Ishmael Reed

was born in Chattanooga, Tennessee, in 1938 and grew up in working class neighbourhoods in Buffalo, New York. He is one of America’s most renowned black writers, the author of more than twenty books which cut across all genres, especially black experimental fiction. In 1970, his anthology 19 Necromancers from Now, brought together many of the black writers who were rarely permitted into the standard collections of Afro-American literature. Reed issued “a metaphysical attack on the imagination and urged the new black writers and critics to flee ‘the cultural slave quarters’ and develop non-Western literary standards.” Two of his books have been nominated for the National Book Awards, and book of poetry, Conjure (1972), was nominated for a Pulitzer Prize. His novels include: The Free-Lance Pallbearers (1967), Yellow Back Radio Broke-Down (1969), Mumbo Jumbo (1972), Reckless Eyeballing(1986), Japanese Spring, and Airing Dirty Laundry (1993). His latest anthology Multi-America: Essays on Cultural Wars and Cultural Peace was published in 1998. Ishmael Reed lives in Oakland, California.

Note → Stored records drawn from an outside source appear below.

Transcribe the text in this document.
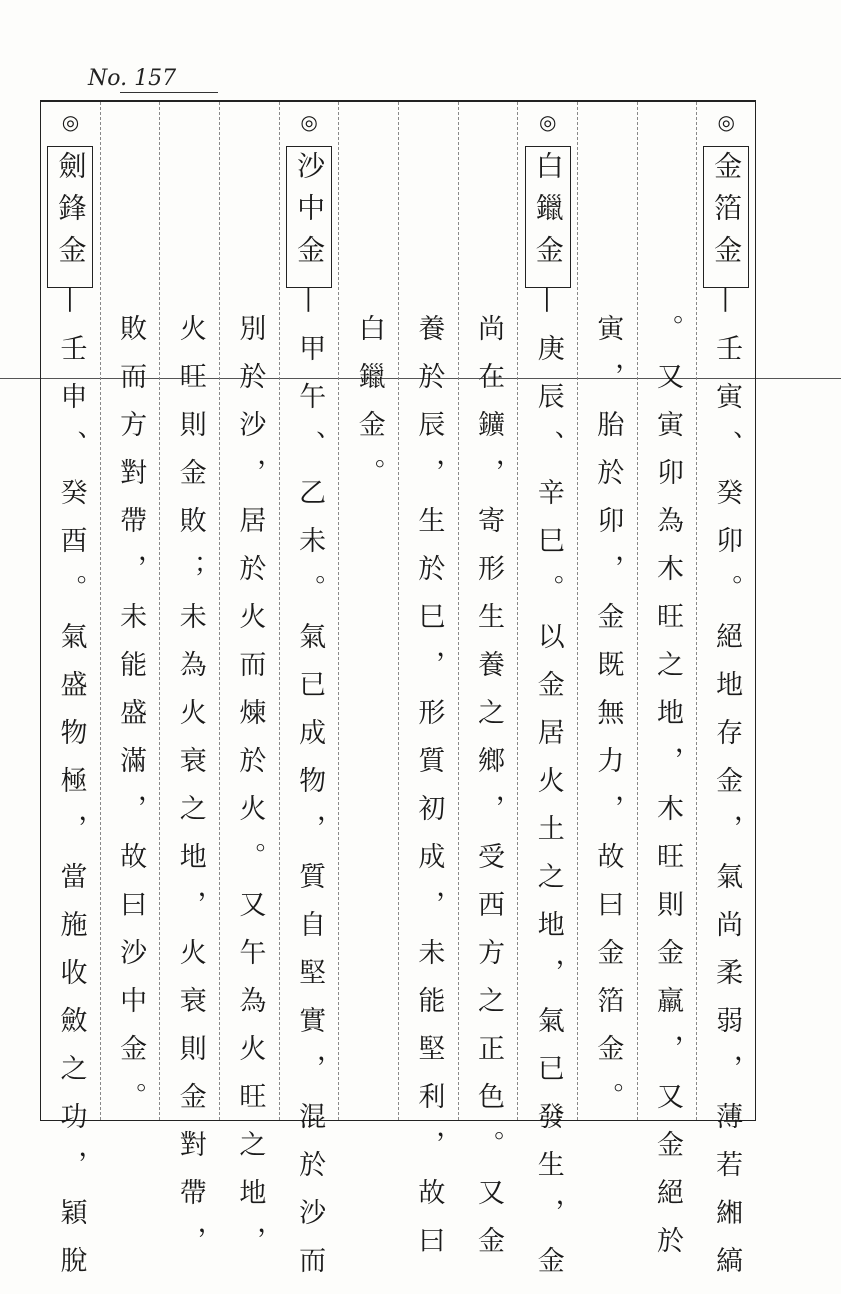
No. 157
◎
金箔金
—壬寅、癸卯。絕地存金，氣尚柔弱，薄若緗縞
。又寅卯為木旺之地，木旺則金羸，又金絕於
寅，胎於卯，金既無力，故曰金箔金。
◎
白鑞金
—庚辰、辛巳。以金居火土之地，氣已發生，金
尚在鑛，寄形生養之鄉，受西方之正色。又金
養於辰，生於巳，形質初成，未能堅利，故曰
白鑞金。
◎
沙中金
—甲午、乙未。氣已成物，質自堅實，混於沙而
別於沙，居於火而煉於火。又午為火旺之地，
火旺則金敗；未為火衰之地，火衰則金對帶，
敗而方對帶，未能盛滿，故曰沙中金。
◎
劍鋒金
—壬申、癸酉。氣盛物極，當施收斂之功，穎脫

Yellow Back Radio Broke-down (part)

Folks. This here is the story of the Loop Garoo Kid. A cowboy so bad he made a working posse of spells phone in sick. A bullwhacker so unfeeling he left the print of winged mice on hides of crawling women. A desperado so onery he made the Pope cry and the most powerful of cattlemen shed his head to the Executioner’s swine.